Monday, 22 October 2007

Break Out The Candles! The Oil’s running out

Energy crisis as oil production falls, says report from Energy Watch Group who say declining oil reserves will not be met by other resources. World oil production peaked last year and will now begin to decline along with other fossil fuels, precipitating riots, famine and energy wars. This is the bleak assessment of a report published today by the German think tank .
The report claims that production will start to decline at a rate of several percent per year and by 2020 global oil supply will be dramatically lower.
This will create a supply gap that cannot be closed by growing contributions from other fossil, nuclear or alternative energy sources in this time frame.
This message is in sharp contrast to the International Energy Agency, which denies that a fundamental change of energy supply is likely to happen in the near or medium term future.
"The most alarming finding is the steep decline of the oil supply after peak," said report author and managing director of German consultant Ludwig Bölkow Systemtechnik Jörg Schindler.
"Since crude oil is the most important energy carrier at a global scale and since all kinds of transport rely heavily on oil, the future oil availability is of paramount importance as it entails completely different actions by politics, business and individuals."

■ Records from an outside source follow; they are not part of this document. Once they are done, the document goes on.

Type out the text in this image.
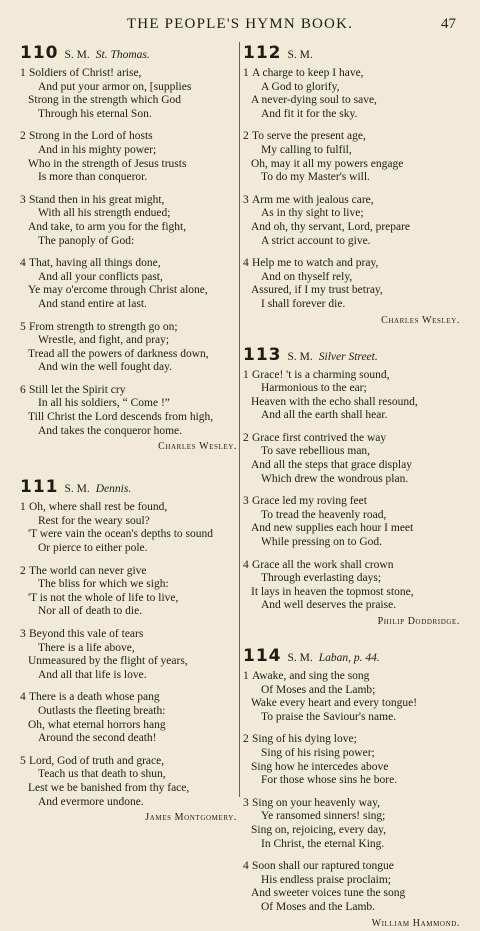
THE PEOPLE'S HYMN BOOK.	47
110 S. M. St. Thomas.
1 Soldiers of Christ! arise,
And put your armor on, [supplies
Strong in the strength which God
Through his eternal Son.
2 Strong in the Lord of hosts
And in his mighty power;
Who in the strength of Jesus trusts
Is more than conqueror.
3 Stand then in his great might,
With all his strength endued;
And take, to arm you for the fight,
The panoply of God:
4 That, having all things done,
And all your conflicts past,
Ye may o'ercome through Christ alone,
And stand entire at last.
5 From strength to strength go on;
Wrestle, and fight, and pray;
Tread all the powers of darkness down,
And win the well fought day.
6 Still let the Spirit cry
In all his soldiers, “ Come !”
Till Christ the Lord descends from high,
And takes the conqueror home.
Charles Wesley.
111 S. M. Dennis.
1 Oh, where shall rest be found,
Rest for the weary soul?
'T were vain the ocean's depths to sound
Or pierce to either pole.
2 The world can never give
The bliss for which we sigh:
'T is not the whole of life to live,
Nor all of death to die.
3 Beyond this vale of tears
There is a life above,
Unmeasured by the flight of years,
And all that life is love.
4 There is a death whose pang
Outlasts the fleeting breath:
Oh, what eternal horrors hang
Around the second death!
5 Lord, God of truth and grace,
Teach us that death to shun,
Lest we be banished from thy face,
And evermore undone.
James Montgomery.
112 S. M.
1 A charge to keep I have,
A God to glorify,
A never-dying soul to save,
And fit it for the sky.
2 To serve the present age,
My calling to fulfil,
Oh, may it all my powers engage
To do my Master's will.
3 Arm me with jealous care,
As in thy sight to live;
And oh, thy servant, Lord, prepare
A strict account to give.
4 Help me to watch and pray,
And on thyself rely,
Assured, if I my trust betray,
I shall forever die.
Charles Wesley.
113 S. M. Silver Street.
1 Grace! 't is a charming sound,
Harmonious to the ear;
Heaven with the echo shall resound,
And all the earth shall hear.
2 Grace first contrived the way
To save rebellious man,
And all the steps that grace display
Which drew the wondrous plan.
3 Grace led my roving feet
To tread the heavenly road,
And new supplies each hour I meet
While pressing on to God.
4 Grace all the work shall crown
Through everlasting days;
It lays in heaven the topmost stone,
And well deserves the praise.
Philip Doddridge.
114 S. M. Laban, p. 44.
1 Awake, and sing the song
Of Moses and the Lamb;
Wake every heart and every tongue!
To praise the Saviour's name.
2 Sing of his dying love;
Sing of his rising power;
Sing how he intercedes above
For those whose sins he bore.
3 Sing on your heavenly way,
Ye ransomed sinners! sing;
Sing on, rejoicing, every day,
In Christ, the eternal King.
4 Soon shall our raptured tongue
His endless praise proclaim;
And sweeter voices tune the song
Of Moses and the Lamb.
William Hammond.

Remaining world oil reserves were estimated to be 1,255 Giga barrels (Gb) by the industry database HIS in 2006. However, the report claims these figures should be modified for some regions and key countries as they rely on reserve data, which in the past have frequently turned out to be unreliable.
The report's revision, based primarily on production data, leads to a drastically reduced estimate of 854Gb.
The report also asserts that anticipated supply shortages could easily lead to disturbing scenes of mass unrest as witnessed in Burma this month.
For government, industry and the wider public, the report says that just muddling through is not an option anymore as this situation could spin out of control and turn into a meltdown of society.
"My experience of debating the peak oil issue with the oil industry, and trying to alert Whitehall to it, is that there is a culture of institutionalised denial in government and the energy industry," said former member of the British Government’s Renewables Advisory Board Jeremy Leggett.
"As the evidence of an early peak in production unfolds, this becomes increasingly impossible to understand."